George Notaras is the editor of the G-Loaded Journal, a technical blog about Free and Open-Source Software. George, among other things, is an enthusiast self-taught GNU/Linux system administrator. He has created this web site to share the IT knowledge and experience he has gained over the years with other people. George primarily uses CentOS and Fedora. He has also developed some open-source software projects in his spare time.

6 responses on “Taking a screenshot of a menu under GNOME

  1. stavrosg Permalink →

    I’ve hit the same wall a couple of times in the past, and my solution was essentially the same, but with scrot instead of gnome-screenshot:
    $ scrot -d 5
    Then make the neccesary arrangements and wait for the shoot.
    It is a design limitation, if I can recall correctly from a thread discussing something similar in xfce4-dev. If I find some time, I’ll try to dig it up and see.
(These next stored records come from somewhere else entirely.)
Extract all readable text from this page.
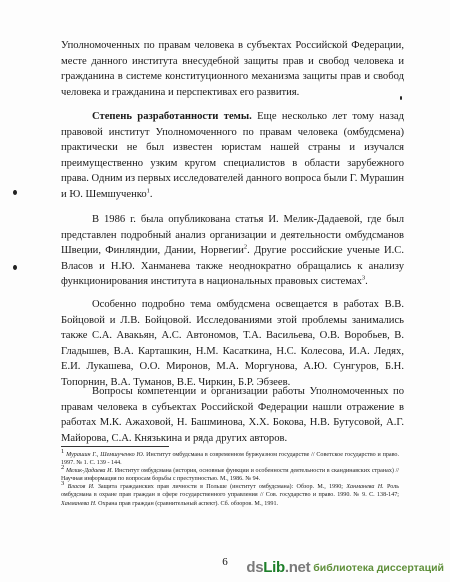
Уполномоченных по правам человека в субъектах Российской Федерации, месте данного института внесудебной защиты прав и свобод человека и гражданина в системе конституционного механизма защиты прав и свобод человека и гражданина и перспективах его развития.
Степень разработанности темы. Еще несколько лет тому назад правовой институт Уполномоченного по правам человека (омбудсмена) практически не был известен юристам нашей страны и изучался преимущественно узким кругом специалистов в области зарубежного права. Одним из первых исследователей данного вопроса были Г. Мурашин и Ю. Шемшученко$^1$.
В 1986 г. была опубликована статья И. Мелик-Дадаевой, где был представлен подробный анализ организации и деятельности омбудсманов Швеции, Финляндии, Дании, Норвегии$^2$. Другие российские ученые И.С. Власов и Н.Ю. Ханманева также неоднократно обращались к анализу функционирования института в национальных правовых системах$^3$.
Особенно подробно тема омбудсмена освещается в работах В.В. Бойцовой и Л.В. Бойцовой. Исследованиями этой проблемы занимались также С.А. Авакьян, А.С. Автономов, Т.А. Васильева, О.В. Воробьев, В. Гладышев, В.А. Карташкин, Н.М. Касаткина, Н.С. Колесова, И.А. Ледях, Е.И. Лукашева, О.О. Миронов, М.А. Моргунова, А.Ю. Сунгуров, Б.Н. Топорнин, В.А. Туманов, В.Е. Чиркин, Б.Р. Эбзеев.
Вопросы компетенции и организации работы Уполномоченных по правам человека в субъектах Российской Федерации нашли отражение в работах М.К. Ажаховой, Н. Башминова, Х.Х. Бокова, Н.В. Бутусовой, А.Г. Майорова, С.А. Князькина и ряда других авторов.
$^1$ Мурашин Г., Шемшученко Ю. Институт омбудсмана в современном буржуазном государстве // Советское государство и право. 1997. № 1. С. 139 - 144.
$^2$ Мелик-Дадаева И. Институт омбудсмана (история, основные функции и особенности деятельности в скандинавских странах) // Научная информация по вопросам борьбы с преступностью. М., 1986. № 94.
$^3$ Власов И. Защита гражданских прав личности в Польше (институт омбудсмана): Обзор. М., 1990; Ханманева Н. Роль омбудсмана в охране прав граждан в сфере государственного управления // Сов. государство и право. 1990. № 9. С. 138-147; Ханманева Н. Охрана прав граждан (сравнительный аспект). Сб. обзоров. М., 1991.
6	dsLib.net библиотека диссертаций
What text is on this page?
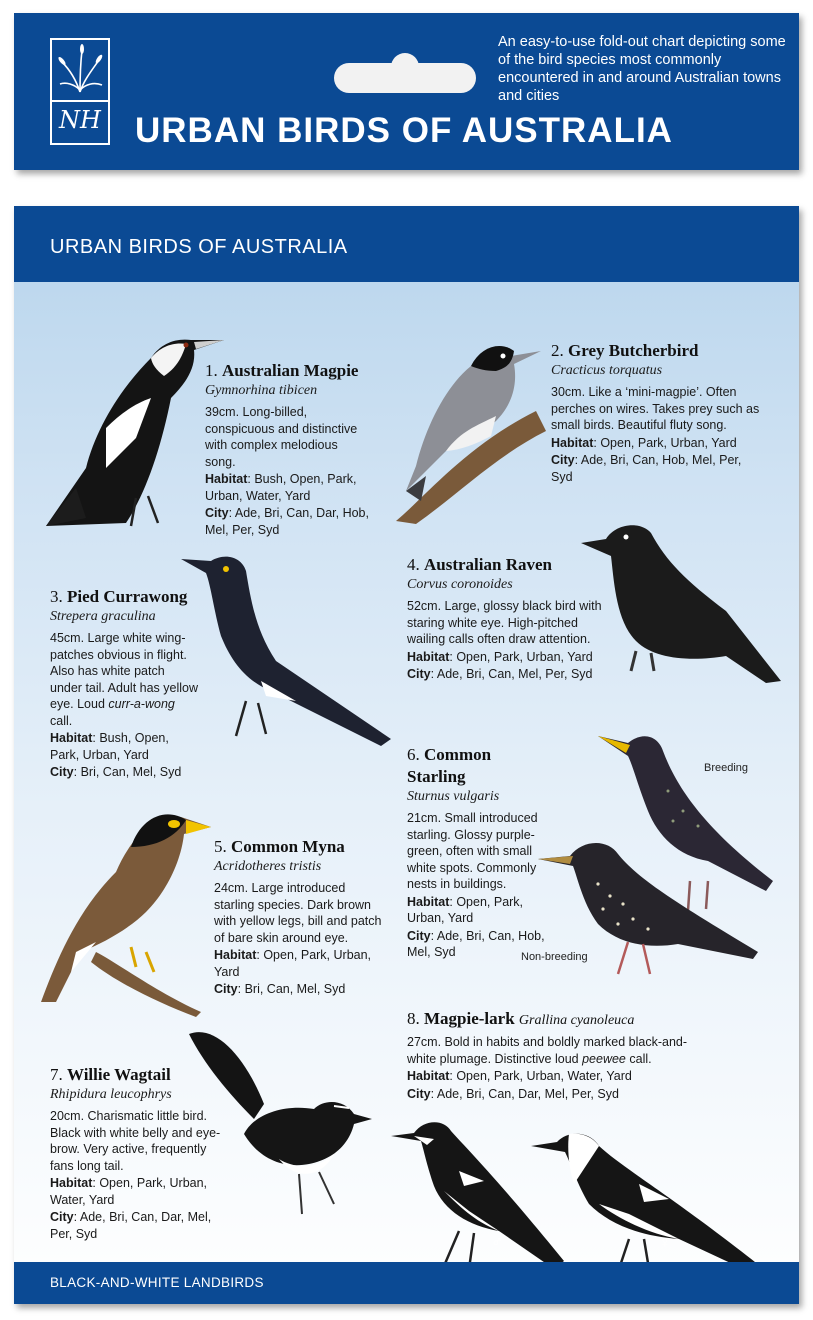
NH
An easy-to-use fold-out chart depicting some of the bird species most commonly encountered in and around Australian towns and cities
URBAN BIRDS OF AUSTRALIA
URBAN BIRDS OF AUSTRALIA
Breeding
Non-breeding
♂	♀
1. Australian Magpie
Gymnorhina tibicen
39cm. Long-billed, conspicuous and distinctive with complex melodious song.
Habitat: Bush, Open, Park, Urban, Water, Yard
City: Ade, Bri, Can, Dar, Hob, Mel, Per, Syd
2. Grey Butcherbird
Cracticus torquatus
30cm. Like a ‘mini-magpie’. Often perches on wires. Takes prey such as small birds. Beautiful fluty song.
Habitat: Open, Park, Urban, Yard
City: Ade, Bri, Can, Hob, Mel, Per, Syd
3. Pied Currawong
Strepera graculina
45cm. Large white wing-patches obvious in flight. Also has white patch under tail. Adult has yellow eye. Loud curr-a-wong call.
Habitat: Bush, Open, Park, Urban, Yard
City: Bri, Can, Mel, Syd
4. Australian Raven
Corvus coronoides
52cm. Large, glossy black bird with staring white eye. High-pitched wailing calls often draw attention.
Habitat: Open, Park, Urban, Yard
City: Ade, Bri, Can, Mel, Per, Syd
5. Common Myna
Acridotheres tristis
24cm. Large introduced starling species. Dark brown with yellow legs, bill and patch of bare skin around eye.
Habitat: Open, Park, Urban, Yard
City: Bri, Can, Mel, Syd
6. Common Starling
Sturnus vulgaris
21cm. Small introduced starling. Glossy purple-green, often with small white spots. Commonly nests in buildings.
Habitat: Open, Park, Urban, Yard
City: Ade, Bri, Can, Hob, Mel, Syd
7. Willie Wagtail
Rhipidura leucophrys
20cm. Charismatic little bird. Black with white belly and eye-brow. Very active, frequently fans long tail.
Habitat: Open, Park, Urban, Water, Yard
City: Ade, Bri, Can, Dar, Mel, Per, Syd
8. Magpie-lark Grallina cyanoleuca
27cm. Bold in habits and boldly marked black-and-white plumage. Distinctive loud peewee call.
Habitat: Open, Park, Urban, Water, Yard
City: Ade, Bri, Can, Dar, Mel, Per, Syd
BLACK-AND-WHITE LANDBIRDS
  2. George Notaras Post authorPermalink →

    I’ve found this page which contains info about various ways of taking screenshots, but it has nothing about advanced screen capturing like screenshots of menus or screenshots of webpages that are longer than the screen height.

    I’d be glad to know of any solution you might come up with. Thankis for your feedback :)

  3. mysurface Permalink →

    To capture object’s screenshot i like to use image magick’s import
    import gaim.png

    It turns into a cross, you can click on objects or just drag your mouse to select a block to snapshot.
    some examples here

  4. George Notaras Post authorPermalink →

    Hi, I just tried to take a screenshot of a menu with import and it is still impossible.

    When the mouse pointer turns into a cross, it is impossible to select any windows or objects. Even if you set the preference to select windows when the mouse pointer moves over them, the window focus does not change after the import command has been issued.

    This clearly shows that noone in the GNOME community has considered taking screenshots of objects and even screenshots of areas, which are bigger than the computer screen and therefore capturing them in their entirety requires scrolling down, is very much important to someone, who in an effort to show off the desktop features, wastes valuable time in cropping images.

    Thanks for your feedback. import seems to be just another alternative, but of the same capabilities as the forementioned tools.